Water, the quiet backbone of cocoa and food crops, is another pressure point: 58% of respondents say mining poses a major challenge to water availability and quality, echoing broader evidence of contamination and groundwater disruption near blast zones.
Compensation practices compound stress
While about 80% report receiving some compensation for land conversions, roughly one in five say they received nothing at all—a gap that can convert grievance into exit, often into illegal mining.
Threaded through both climate and mining stories is a third strand: how Ghana’s hybrid land rules shape who farms, who mines, and who bears the costs. Another research Dr Adator tries to unravel Ghana’s land tenue system and how that affect access to land.

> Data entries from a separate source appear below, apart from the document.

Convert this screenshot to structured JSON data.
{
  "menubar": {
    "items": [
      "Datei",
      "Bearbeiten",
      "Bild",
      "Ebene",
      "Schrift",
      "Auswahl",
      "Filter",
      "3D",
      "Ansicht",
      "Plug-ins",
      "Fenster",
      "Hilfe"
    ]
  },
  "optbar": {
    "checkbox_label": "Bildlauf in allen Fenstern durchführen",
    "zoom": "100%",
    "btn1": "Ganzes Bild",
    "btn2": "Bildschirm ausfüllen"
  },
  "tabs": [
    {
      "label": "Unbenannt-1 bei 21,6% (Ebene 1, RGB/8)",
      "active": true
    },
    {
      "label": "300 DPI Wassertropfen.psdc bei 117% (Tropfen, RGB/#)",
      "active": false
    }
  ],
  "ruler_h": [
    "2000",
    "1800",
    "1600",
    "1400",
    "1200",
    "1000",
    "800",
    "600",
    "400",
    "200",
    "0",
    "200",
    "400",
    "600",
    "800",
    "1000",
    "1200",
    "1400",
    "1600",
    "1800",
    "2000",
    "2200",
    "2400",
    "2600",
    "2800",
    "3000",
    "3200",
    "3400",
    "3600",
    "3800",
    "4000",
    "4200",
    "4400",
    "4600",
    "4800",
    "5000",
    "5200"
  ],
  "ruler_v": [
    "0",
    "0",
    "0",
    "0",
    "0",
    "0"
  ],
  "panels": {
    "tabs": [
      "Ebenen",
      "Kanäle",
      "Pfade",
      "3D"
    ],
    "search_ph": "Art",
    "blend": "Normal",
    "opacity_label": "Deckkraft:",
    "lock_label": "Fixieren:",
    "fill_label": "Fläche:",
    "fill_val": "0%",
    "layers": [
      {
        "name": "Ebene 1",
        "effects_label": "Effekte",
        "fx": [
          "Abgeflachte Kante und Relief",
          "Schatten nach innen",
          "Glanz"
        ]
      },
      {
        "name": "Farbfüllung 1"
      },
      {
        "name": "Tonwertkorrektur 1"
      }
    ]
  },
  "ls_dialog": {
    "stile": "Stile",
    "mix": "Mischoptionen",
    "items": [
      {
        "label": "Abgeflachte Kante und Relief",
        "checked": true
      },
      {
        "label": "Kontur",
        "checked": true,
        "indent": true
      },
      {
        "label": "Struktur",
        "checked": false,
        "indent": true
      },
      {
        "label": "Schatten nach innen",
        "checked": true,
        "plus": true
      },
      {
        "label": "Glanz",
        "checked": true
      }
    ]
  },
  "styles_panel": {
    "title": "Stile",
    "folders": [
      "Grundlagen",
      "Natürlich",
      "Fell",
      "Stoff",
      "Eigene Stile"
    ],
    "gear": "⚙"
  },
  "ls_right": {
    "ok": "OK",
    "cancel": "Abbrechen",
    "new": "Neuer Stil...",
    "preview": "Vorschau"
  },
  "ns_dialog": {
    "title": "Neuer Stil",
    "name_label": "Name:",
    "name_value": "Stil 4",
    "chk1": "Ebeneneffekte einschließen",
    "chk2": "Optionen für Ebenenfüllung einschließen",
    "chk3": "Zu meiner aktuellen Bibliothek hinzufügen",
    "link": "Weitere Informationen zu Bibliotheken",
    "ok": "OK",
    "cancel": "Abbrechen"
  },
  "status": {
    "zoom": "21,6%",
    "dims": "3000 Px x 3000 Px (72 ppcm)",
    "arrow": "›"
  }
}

She published this ground breaking study in a paper titled “Land Tenure System in the Pre-Colonial Era: Ghana as the Insight” traces how customary governance (including matrilineal inheritance in many areas and chiefs’ custodial authority) still undergirds access and legitimacy in rural communities.
Colonial-era policies layered statutory law atop that customary bedrock, creating a dual system that today recognizes customary tenure yet often fails to leverage its strengths in policy design.
The 1992 Constitution on freehold
The 1992 Constitution’s Article 267(5) forbids freehold interests in stool lands, formalizing leasehold as the operative instrument (typically up to 99 years for citizens and 50 for expatriates)—details that matter when mines negotiate access and when farmers seek compensation or secure replacement plots.
The historical shift to indirect rule and later statutes also diluted some local authorities’ powers and muddied lines between customary and state control, a legacy that complicates dispute resolution around land conversions today.
Practical levers
First, climate literacy and hands-on training demonstrably improve perception and uptake of sensible, targeted adaptation—an actionable blueprint for agricultural extension in cocoa areas.
Again, if policymakers want to slow the drift from farms into riskier mining, the data show where to start: expand credit and extension (today reaching barely 6% and 11% of farmers, respectively), strengthen transparent compensation frameworks, and safeguard water systems that over half of households already see as compromised.
Lastly, it is expedient that statutory land rules align with the lived logic of customary tenure—especially where inheritance patterns, chief custodianship, and leasehold realities determine how quickly land can be replaced or rehabilitated after a conversion.
Caution against one-size-fits-all fixes.
In the climate study, farmers who correctly read the signal tended to choose fewer, more precise strategies—on average five of eleven—suggesting that programs should privilege depth and fit over checklists.
In the mining study, the most powerful perception factor is livelihood, not environment per se; if compensation and enterprise support are weak, short-term gains from mining will keep outbidding long-term farm resilience.
Where land institutions are ambiguous, delays and disputes can magnify both problems.
Timely message for Ghana’s cocoa heartlands
Policymakers can scale climate-smart training that demonstrably shifts perceptions and behavior; mining regulators can enforce and publish compensation standards and fund real business training in affected districts; water authorities can target surveillance where communities already flag risk; and land agencies can harmonize leasehold practice with customary norms to speed fair replacement of lost plots.
These are not abstract goals—they are choices that line up directly with what farmers quantify in surveys and what history has carved into Ghana’s landscape.
As climate variability intensifies and gold prices continue to tug at arable land, the cost of inaction will be measured in smaller farms, murkier water, and younger workers choosing the pit over the plot.
These papers offer a coherent, quantitative map out of that trap. What remains is political will to follow it.